The husband, who sported a beard of his own, led Jesse upstairs to a cottage-style room with its own bath. “Breakfast starts at eight,” he said, “but if you want it earlier -”

“Eight’s perfect. Thank you.”

“Are you hiking tomorrow?”

“I’m climbing Mount Washington.”

The man nodded with approval. “Good for you. I used to climb it once a year, but I have a bad knee. Got to keep going while you can, I always say. Your first time up Mount Washington?”

No. He’d climbed it at least a dozen times. But Jesse smiled and tried to look humble, even a little nervous. “It’s my first visit to the White Mountains.”

“ Mount Washington ’s a challenging climb. People often underestimate it. Tomorrow’s supposed to be decent weather, although you never know. You can start out in sunny, seventy degree weather, and by the time you’re on the summit, the fog’s rolled in and you’re fighting seventy-mile-an-hour wind gusts.”

“I hope that doesn’t happen to me.”

When he was finally alone, his door shut and locked behind him, Jesse poured a bath, making the water as hot as he could stand. He dumped in half a bottle of a fancy bath and shower gel. It didn’t smell too girlie, and it foamed up nicely.

While the tub filled, he trimmed his beard. He’d shave in the morning. If his hosts asked, he’d just say it was for good luck climbing big, bad Mount Washington.

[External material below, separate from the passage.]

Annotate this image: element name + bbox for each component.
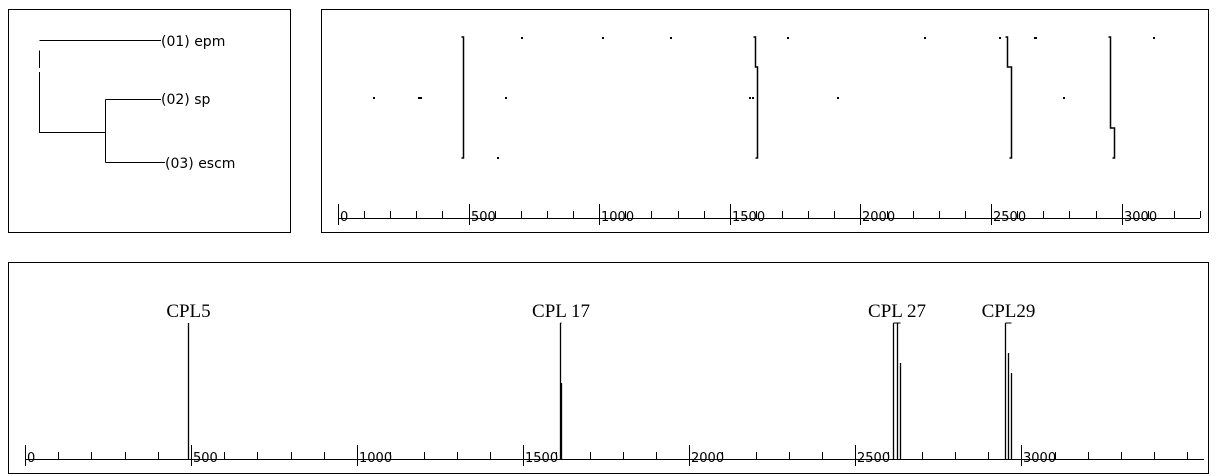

He rinsed out the sink and turned off the tub faucet, then lowered himself into the hot water. He sat in the bath until his skin was fiery-red and wrinkled and his mind was clear. He returned his focus to where it belonged, on betrayal, on men who would cut deals with him and then try to double-cross him.

J. Harris Mayer.

Calvin Benton.

Jesse conjured up their faces and recognized how much he had come to hate both men, and he didn’t back off from that surge of raw emotion, the sheer violence that churned inside him.

“Bastards,” he whispered. “Who do they think they are?”

When he climbed out of the tub, he used two thick, white towels to dry himself off, then slathered on the entire contents of the little bottle of body lotion that came with the room. His skin was soft and pampered looking – not that of a man who’d just stabbed two women and made a mad dash over hill and dale to avoid the police.

He wiped the steam off the mirror with a corner of his towel and gazed at his reflection, less cadaverous now. He could acknowledge what he hadn’t been able to for the past hours.

“You failed, ace.” He leaned in close. “You didn’t complete your mission. Whatever ol’ Harris and Cal have on you, they still have.”

That and his money.

They still had the million dollars he was owed.

Jesse stood back from the mirror and dropped the towels onto the floor. For forty-two, he looked good. Hard. Fit. Mackenzie Stewart was fit and knew a few moves, but luck and luck alone had spared her today.

Don’t think about her.

But he pictured the shape of her breasts in her pink swimsuit, and he had to exhale to release some of the tension mounting inside him again.

“Stay on task.”

Something had happened to his voice. It wasn’t as strong, because he was thinking about the girl marshal, the water dripping from her hair, the vibrant blue of her eyes.

Jesse tightened both hands into fists, kept his gaze on his own reflection.

A nice, cool, even million wasn’t chump change. It was real money. Damned if he was going to let those two bastards blackmail him. It was his money, and he wanted it now. On his terms.

His identity, his money.

He needed to center himself, regroup, figure out what to do. If he didn’t cooperate with Cal Benton, would the cagey SOB keep the money and his insurance policy? Or would he go to the FBI? Would he try to use the information he had on Jesse to get more money?

Anything was possible. Jesse knew he had to press forward, and so he would.

In the meantime, he thought, turning from the mirror, he would give himself tonight to indulge in his fantasies about his redheaded girl marshal.